While he opposed slots as a member of the General Assembly, Baker would like the council to tamp down its opposition — at least for now. He said he needs negotiating room with state leaders on a host of county priorities, including the millions of dollars it needs in state aid for schools, and a new hospital.
“We have to have a relationship with Annapolis,” said Baker, who is being pressured by Senate President Thomas V. Mike Miller Jr. (D-Calvert) and House Speaker Michael E. Busch (D-Anne Arundel) to find new revenue sources to fund the new hospital and other county needs. Miller is a backer of Penn National Gaming’s proposal to put slots at Rosecroft; Busch is not a slots supporter.
While the politically powerful faith community in the county is firmly against slots, Baker is also weighing his need for support from Miller and Busch, who can make or break his priorities in Annapolis. He also wants to attract upscale business with high-paying jobs. The county often has been a second or third choice for businesses in the region.
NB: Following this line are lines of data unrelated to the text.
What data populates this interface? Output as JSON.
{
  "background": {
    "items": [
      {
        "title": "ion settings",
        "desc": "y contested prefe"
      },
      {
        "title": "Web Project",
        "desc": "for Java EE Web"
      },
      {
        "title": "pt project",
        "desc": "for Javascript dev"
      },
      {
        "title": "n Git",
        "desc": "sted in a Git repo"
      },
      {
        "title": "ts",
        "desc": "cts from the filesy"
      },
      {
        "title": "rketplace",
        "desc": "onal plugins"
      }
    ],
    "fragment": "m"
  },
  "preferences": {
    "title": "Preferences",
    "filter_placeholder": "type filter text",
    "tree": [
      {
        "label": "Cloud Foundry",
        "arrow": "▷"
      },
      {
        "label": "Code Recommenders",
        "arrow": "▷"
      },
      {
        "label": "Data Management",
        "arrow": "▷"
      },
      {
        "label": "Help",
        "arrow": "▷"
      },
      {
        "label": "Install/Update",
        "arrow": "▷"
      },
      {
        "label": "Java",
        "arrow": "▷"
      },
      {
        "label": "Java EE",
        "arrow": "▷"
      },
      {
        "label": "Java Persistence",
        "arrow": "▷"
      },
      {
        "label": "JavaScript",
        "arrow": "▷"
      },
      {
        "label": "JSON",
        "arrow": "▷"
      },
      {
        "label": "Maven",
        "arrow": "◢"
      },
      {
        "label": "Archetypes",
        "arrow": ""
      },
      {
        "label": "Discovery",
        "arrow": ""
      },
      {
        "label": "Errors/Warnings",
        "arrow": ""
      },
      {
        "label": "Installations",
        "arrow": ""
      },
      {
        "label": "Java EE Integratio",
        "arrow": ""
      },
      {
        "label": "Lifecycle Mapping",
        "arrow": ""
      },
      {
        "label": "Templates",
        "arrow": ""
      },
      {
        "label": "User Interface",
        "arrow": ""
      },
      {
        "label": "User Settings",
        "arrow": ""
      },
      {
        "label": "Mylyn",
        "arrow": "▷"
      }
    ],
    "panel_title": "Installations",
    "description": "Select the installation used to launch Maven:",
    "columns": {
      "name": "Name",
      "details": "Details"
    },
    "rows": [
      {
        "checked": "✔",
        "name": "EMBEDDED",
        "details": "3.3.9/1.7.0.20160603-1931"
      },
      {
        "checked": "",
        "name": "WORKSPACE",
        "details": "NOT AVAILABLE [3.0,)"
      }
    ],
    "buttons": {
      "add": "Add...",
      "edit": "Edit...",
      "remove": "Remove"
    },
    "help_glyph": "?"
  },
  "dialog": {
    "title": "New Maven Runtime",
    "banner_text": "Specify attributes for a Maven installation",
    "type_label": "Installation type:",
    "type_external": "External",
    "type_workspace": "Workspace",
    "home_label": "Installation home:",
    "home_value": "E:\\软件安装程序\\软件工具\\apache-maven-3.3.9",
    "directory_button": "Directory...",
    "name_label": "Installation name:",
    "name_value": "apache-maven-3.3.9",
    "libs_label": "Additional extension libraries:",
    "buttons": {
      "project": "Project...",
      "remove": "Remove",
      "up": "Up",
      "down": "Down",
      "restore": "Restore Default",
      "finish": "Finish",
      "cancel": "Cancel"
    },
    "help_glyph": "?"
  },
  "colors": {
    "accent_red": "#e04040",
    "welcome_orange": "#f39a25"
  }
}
Local entrepreneur G Wheeler Jr., who lives at National Harbor, urged the county at the ministers’ news conference to find other revenue sources.
“This is like environmental racism,” he said of efforts to bring in slots to an area that he described as a place where “people are undervalued, underestimated and marginalized. . . . They are not trying to bring slots to Fairfax County. They are not going to try to bring slots to Montgomery County.”
Undaunted by the critics, Penn National Gaming released a poll Tuesday that its lobbyist Gerry Evans said shows extensive community support for allowing residents, rather than the County Council, to decide whether the county should get slots. In 2008, five sites in Maryland, but none in Prince George’s, were approved by voters for slots. The closest site to Prince George’s is in neighboring Anne Arundel County.
The full council is to take up Olson’s anti-slots bill in the next few weeks.
Four members — Olson, William A. Campos (D-Hyattsville), Andrea Harrison (D-Springdale) and Mary A. Lehman (D-Laurel) — have said they are backing the bill. Council Chairman Ingrid Turner (D-Bowie) and council members Mel Franklin (D-Upper Marlboro), Obie Patterson (D-Fort Washington) and Karen Toles (D-Suitland) have not taken a position. Patterson and Toles abstained at Tuesday’s committee vote.